Now we have armchair quarterbacks who have benefited from not being attacked for the last 8 years who want to feel smug and morally superior to the people who actually were responsible for the decisions they were making. No hard decisions for them about how far they could legally go in order to protect American citizens. They get to ankle-bite the entire time, first because they would not be held responsible for failure, and now because they have a childish desire to inflict suffering on their political opponents.
The Bush administration did exactly that, deciding what interrogation techniques would be acceptable and legalIt was not up to the Bush administration to decide what was legal and what was not. They used techniques that were already defined as torture. And torture is against the Geneva Conventions (i.e. the law).
There is no conceivable way you can prove that torturing people has kept us safe. Do you give other countries such as Iran, Syria, Egypt, whomever a pass to torture to keep themselves safe? Or is that a right reserved to the United States?
Chris, I just put one foot in front of the other. You seem to have confused me with some sort of troglodyte.
In the wake of 9/11 a lot of people made snap decisions concerning the safety of this nation, and the vast majority of them can be spared the blame for the overreactions they committed to.
And you're right to indict Congress (a Republican congress, for the record) for letting the Bush administration take the lead. The (majority appointed by Republicans) Supreme Court weighed in all too late as well.
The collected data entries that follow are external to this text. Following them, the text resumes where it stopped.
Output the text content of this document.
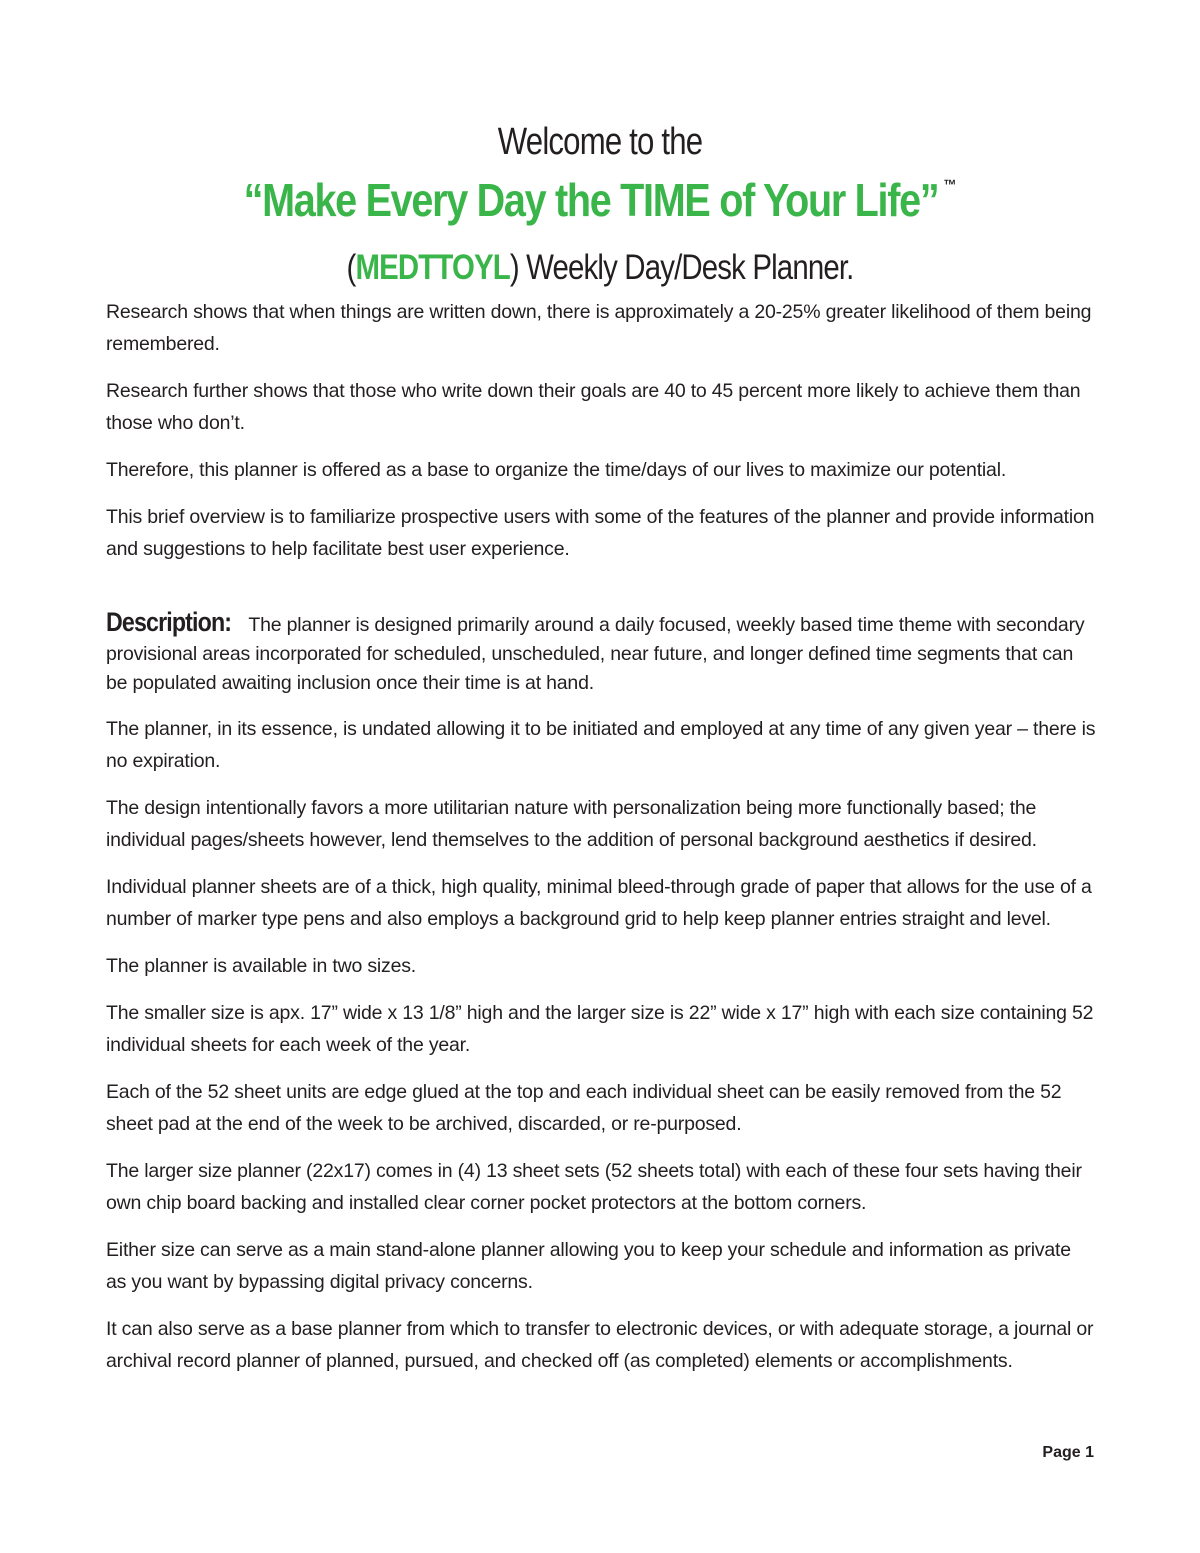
Welcome to the
“Make Every Day the TIME of Your Life” ™
(MEDTTOYL) Weekly Day/Desk Planner.

Research shows that when things are written down, there is approximately a 20-25% greater likelihood of them being remembered.

Research further shows that those who write down their goals are 40 to 45 percent more likely to achieve them than those who don’t.

Therefore, this planner is offered as a base to organize the time/days of our lives to maximize our potential.

This brief overview is to familiarize prospective users with some of the features of the planner and provide information and suggestions to help facilitate best user experience.

Description: The planner is designed primarily around a daily focused, weekly based time theme with secondary provisional areas incorporated for scheduled, unscheduled, near future, and longer defined time segments that can be populated awaiting inclusion once their time is at hand.

The planner, in its essence, is undated allowing it to be initiated and employed at any time of any given year – there is no expiration.

The design intentionally favors a more utilitarian nature with personalization being more functionally based; the individual pages/sheets however, lend themselves to the addition of personal background aesthetics if desired.

Individual planner sheets are of a thick, high quality, minimal bleed-through grade of paper that allows for the use of a number of marker type pens and also employs a background grid to help keep planner entries straight and level.

The planner is available in two sizes.

The smaller size is apx. 17” wide x 13 1/8” high and the larger size is 22” wide x 17” high with each size containing 52 individual sheets for each week of the year.

Each of the 52 sheet units are edge glued at the top and each individual sheet can be easily removed from the 52 sheet pad at the end of the week to be archived, discarded, or re-purposed.

The larger size planner (22x17) comes in (4) 13 sheet sets (52 sheets total) with each of these four sets having their own chip board backing and installed clear corner pocket protectors at the bottom corners.

Either size can serve as a main stand-alone planner allowing you to keep your schedule and information as private as you want by bypassing digital privacy concerns.

It can also serve as a base planner from which to transfer to electronic devices, or with adequate storage, a journal or archival record planner of planned, pursued, and checked off (as completed) elements or accomplishments.

Page 1
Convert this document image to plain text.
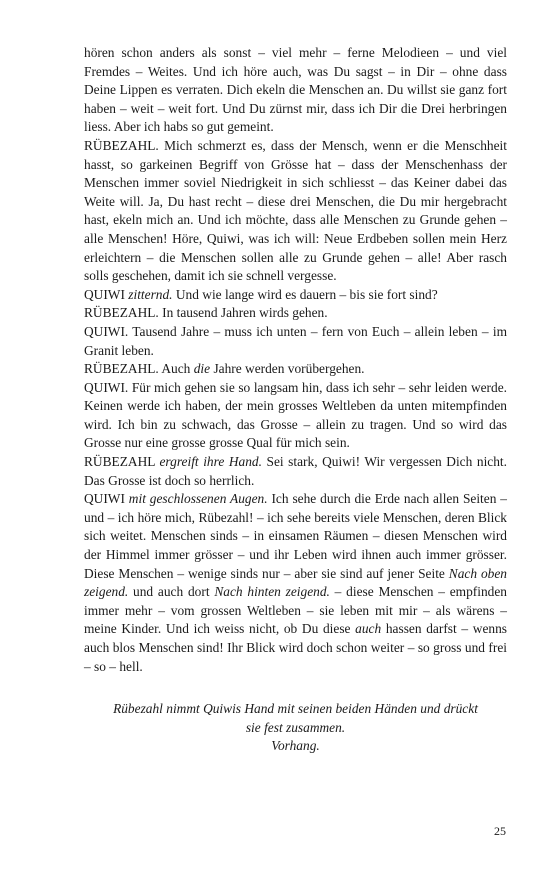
hören schon anders als sonst – viel mehr – ferne Melodieen – und viel Fremdes – Weites. Und ich höre auch, was Du sagst – in Dir – ohne dass Deine Lippen es verraten. Dich ekeln die Menschen an. Du willst sie ganz fort haben – weit – weit fort. Und Du zürnst mir, dass ich Dir die Drei herbringen liess. Aber ich habs so gut gemeint.

RÜBEZAHL. Mich schmerzt es, dass der Mensch, wenn er die Menschheit hasst, so garkeinen Begriff von Grösse hat – dass der Menschenhass der Menschen immer soviel Niedrigkeit in sich schliesst – das Keiner dabei das Weite will. Ja, Du hast recht – diese drei Menschen, die Du mir hergebracht hast, ekeln mich an. Und ich möchte, dass alle Menschen zu Grunde gehen – alle Menschen! Höre, Quiwi, was ich will: Neue Erdbeben sollen mein Herz erleichtern – die Menschen sollen alle zu Grunde gehen – alle! Aber rasch solls geschehen, damit ich sie schnell vergesse.

QUIWI zitternd. Und wie lange wird es dauern – bis sie fort sind?

RÜBEZAHL. In tausend Jahren wirds gehen.

QUIWI. Tausend Jahre – muss ich unten – fern von Euch – allein leben – im Granit leben.

RÜBEZAHL. Auch die Jahre werden vorübergehen.

QUIWI. Für mich gehen sie so langsam hin, dass ich sehr – sehr leiden werde. Keinen werde ich haben, der mein grosses Weltleben da unten mitempfinden wird. Ich bin zu schwach, das Grosse – allein zu tragen. Und so wird das Grosse nur eine grosse grosse Qual für mich sein.

RÜBEZAHL ergreift ihre Hand. Sei stark, Quiwi! Wir vergessen Dich nicht. Das Grosse ist doch so herrlich.

QUIWI mit geschlossenen Augen. Ich sehe durch die Erde nach allen Seiten – und – ich höre mich, Rübezahl! – ich sehe bereits viele Menschen, deren Blick sich weitet. Menschen sinds – in einsamen Räumen – diesen Menschen wird der Himmel immer grösser – und ihr Leben wird ihnen auch immer grösser. Diese Menschen – wenige sinds nur – aber sie sind auf jener Seite Nach oben zeigend. und auch dort Nach hinten zeigend. – diese Menschen – empfinden immer mehr – vom grossen Weltleben – sie leben mit mir – als wärens – meine Kinder. Und ich weiss nicht, ob Du diese auch hassen darfst – wenns auch blos Menschen sind! Ihr Blick wird doch schon weiter – so gross und frei – so – hell.

Rübezahl nimmt Quiwis Hand mit seinen beiden Händen und drückt
sie fest zusammen.
Vorhang.

25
Now armchair quarterbacks like myself have not been attacked (mostly by benefit of not being geographically located anywhere near a terrorist target, as are the vast, vast majority of Americans) and are now in a position to judge the actions of those who "kept us safe" during this time. There are no "hard decisions" for me because I did not choose this as my profession.
Yet I'm still an American, which means that I still have the right to talk shit about those who were responsible for protecting this country whilest having the responsibility to not torture enemy combatants in my name as a citizen. Am I wrong?